ForwardDiff.jl Using ForwardDiff with a vector function (as in IntelVectorMath)

Is there any way to efficiently use ForwardDiff with functions that operates on vectors and return vectors? Suppose I have a function f that operates on a vectors by applying some operation independently to each element (as in a broadcast operation). This, for example, is the case for many functions from IntelVectorMath or AppleAccelerate. Although, formally, f is a function from R^n to R^n, in reality it does not make sense to compute an Hessian for it, since it would be a diagonal matrix. Is there a way to have ForwardDiff return only diagonal elements?

Note that repeated calls to ForwardDiff.derivative, although feasible, would be a poor workaround, since would not allow me to use the fast math operations of IntelVectorMath or AppleAccelerate.

Jan 21 '20 17:01 astrozot

A vector of duals can be written as X = x + J * eps where x is a vector of real numbers and J is a matrix containing the "partials" and eps is the "dual unit" (cf imaginary unit).

For a function f that is R^n to R^n to support operating on a vector of dual values (above written X) it needs to itself return a vector of dual values such that:

f(X) = f(x) + [df / dx * J] * eps

You can see an example of this here: https://github.com/JuliaDiff/ForwardDiff.jl/pull/165/files#diff-25ac750be2a2ebb3d8cdbe9e820679d1R116-R130. If you know that df / dx is diagonal you could simplify the matrix multiplication to just scale the rows of J appropriately.

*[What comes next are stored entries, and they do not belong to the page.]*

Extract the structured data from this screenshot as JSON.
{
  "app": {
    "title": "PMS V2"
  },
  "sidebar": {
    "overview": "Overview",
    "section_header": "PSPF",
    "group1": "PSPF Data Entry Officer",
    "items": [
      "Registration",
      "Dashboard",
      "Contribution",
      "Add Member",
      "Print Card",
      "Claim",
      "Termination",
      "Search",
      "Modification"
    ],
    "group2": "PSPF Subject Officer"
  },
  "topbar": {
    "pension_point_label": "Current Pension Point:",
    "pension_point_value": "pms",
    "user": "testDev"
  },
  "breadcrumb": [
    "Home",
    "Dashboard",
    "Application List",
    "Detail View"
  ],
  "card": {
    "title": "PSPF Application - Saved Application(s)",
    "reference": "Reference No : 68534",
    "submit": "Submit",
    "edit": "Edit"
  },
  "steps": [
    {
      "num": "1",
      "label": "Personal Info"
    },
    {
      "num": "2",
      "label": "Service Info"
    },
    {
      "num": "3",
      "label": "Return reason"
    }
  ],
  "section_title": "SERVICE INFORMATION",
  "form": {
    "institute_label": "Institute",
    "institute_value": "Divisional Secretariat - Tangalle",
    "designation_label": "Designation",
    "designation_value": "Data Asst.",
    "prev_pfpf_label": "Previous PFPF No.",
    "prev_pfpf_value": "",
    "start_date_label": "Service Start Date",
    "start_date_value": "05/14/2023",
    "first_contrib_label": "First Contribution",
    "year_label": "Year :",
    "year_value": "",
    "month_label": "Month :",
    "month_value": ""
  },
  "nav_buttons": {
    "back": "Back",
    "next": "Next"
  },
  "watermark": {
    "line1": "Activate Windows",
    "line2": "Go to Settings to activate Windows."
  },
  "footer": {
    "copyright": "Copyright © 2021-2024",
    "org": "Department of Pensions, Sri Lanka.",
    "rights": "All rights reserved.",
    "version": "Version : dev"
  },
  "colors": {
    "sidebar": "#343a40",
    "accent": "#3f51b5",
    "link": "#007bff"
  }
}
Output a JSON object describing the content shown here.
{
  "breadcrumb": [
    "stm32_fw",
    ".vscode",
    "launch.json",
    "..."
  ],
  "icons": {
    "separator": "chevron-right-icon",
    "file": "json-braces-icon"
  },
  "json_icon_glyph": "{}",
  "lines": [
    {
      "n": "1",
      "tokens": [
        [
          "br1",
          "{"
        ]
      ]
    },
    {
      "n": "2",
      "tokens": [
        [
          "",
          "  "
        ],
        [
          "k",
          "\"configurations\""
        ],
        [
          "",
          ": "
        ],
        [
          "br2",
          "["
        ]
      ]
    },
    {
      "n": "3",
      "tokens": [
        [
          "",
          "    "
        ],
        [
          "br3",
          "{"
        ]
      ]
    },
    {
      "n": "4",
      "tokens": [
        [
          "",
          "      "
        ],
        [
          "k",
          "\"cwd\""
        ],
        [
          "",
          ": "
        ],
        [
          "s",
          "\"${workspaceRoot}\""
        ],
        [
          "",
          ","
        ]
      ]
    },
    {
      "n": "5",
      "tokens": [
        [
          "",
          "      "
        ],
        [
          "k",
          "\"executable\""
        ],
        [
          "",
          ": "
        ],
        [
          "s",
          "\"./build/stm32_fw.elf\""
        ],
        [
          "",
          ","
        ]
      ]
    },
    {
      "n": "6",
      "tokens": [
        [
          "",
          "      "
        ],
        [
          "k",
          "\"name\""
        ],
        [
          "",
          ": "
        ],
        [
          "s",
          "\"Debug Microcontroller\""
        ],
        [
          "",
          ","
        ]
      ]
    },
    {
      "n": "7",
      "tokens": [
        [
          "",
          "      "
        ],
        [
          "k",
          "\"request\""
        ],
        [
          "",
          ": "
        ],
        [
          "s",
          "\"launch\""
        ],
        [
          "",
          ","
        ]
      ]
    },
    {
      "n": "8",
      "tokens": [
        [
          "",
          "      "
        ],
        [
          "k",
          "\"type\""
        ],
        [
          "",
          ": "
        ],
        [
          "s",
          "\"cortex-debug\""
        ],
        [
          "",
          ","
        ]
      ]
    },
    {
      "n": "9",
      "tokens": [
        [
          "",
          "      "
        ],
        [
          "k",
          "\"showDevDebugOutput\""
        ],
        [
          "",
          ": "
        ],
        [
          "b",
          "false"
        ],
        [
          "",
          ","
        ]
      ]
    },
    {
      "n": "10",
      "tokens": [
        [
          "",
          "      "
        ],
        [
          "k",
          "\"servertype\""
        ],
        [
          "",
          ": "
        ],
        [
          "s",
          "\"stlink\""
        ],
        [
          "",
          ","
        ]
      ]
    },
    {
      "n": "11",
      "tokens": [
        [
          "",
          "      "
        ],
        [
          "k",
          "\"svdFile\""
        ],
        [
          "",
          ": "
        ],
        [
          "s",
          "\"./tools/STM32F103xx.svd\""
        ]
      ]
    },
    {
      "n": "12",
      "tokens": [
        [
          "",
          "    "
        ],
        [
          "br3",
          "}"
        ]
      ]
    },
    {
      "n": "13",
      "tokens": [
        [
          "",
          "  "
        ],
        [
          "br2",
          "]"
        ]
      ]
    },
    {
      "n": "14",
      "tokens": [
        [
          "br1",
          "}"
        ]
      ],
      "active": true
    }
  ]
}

Now, one problem you have is that to call f(x) on a vectorized function you typically need the x in a vector/tuple. However, that is not how a vector of Duals is stored in ForwardDiff (the value and partials are stored together in a struct). So you would need to extract that and create something like x = [X[1].values, X[2].value, X[3].value, X[4].value] and then call fx = vectorized_sin(x), df_dx = vectorized_cos(x) and then finally create the output [Dual(fx[1], (df_dx[1] * J[1, :])...), Dual(fx[2], (df_dx[2] * J[2, :])...), ...].

For this to be efficient you probably want to do this with @generated and unroll the things like scaling the J etc.

Jan 21 '20 21:01 KristofferC

@astrozot does that work for you?

ForwardDiff.derivative(λ -> f(x .+ λ), 0.0)

Unless any call to ForwardDiff.derivative is bad? [Edit: I guess @KristofferC's reply means it's bad 😥]

Jan 21 '20 21:01 briochemc

How could that ever call a vectorized functions f (which is a black box function that only can take a vector of reals)? At some point you need to pull out the reals from the vector of duals.

Jan 22 '20 14:01 KristofferC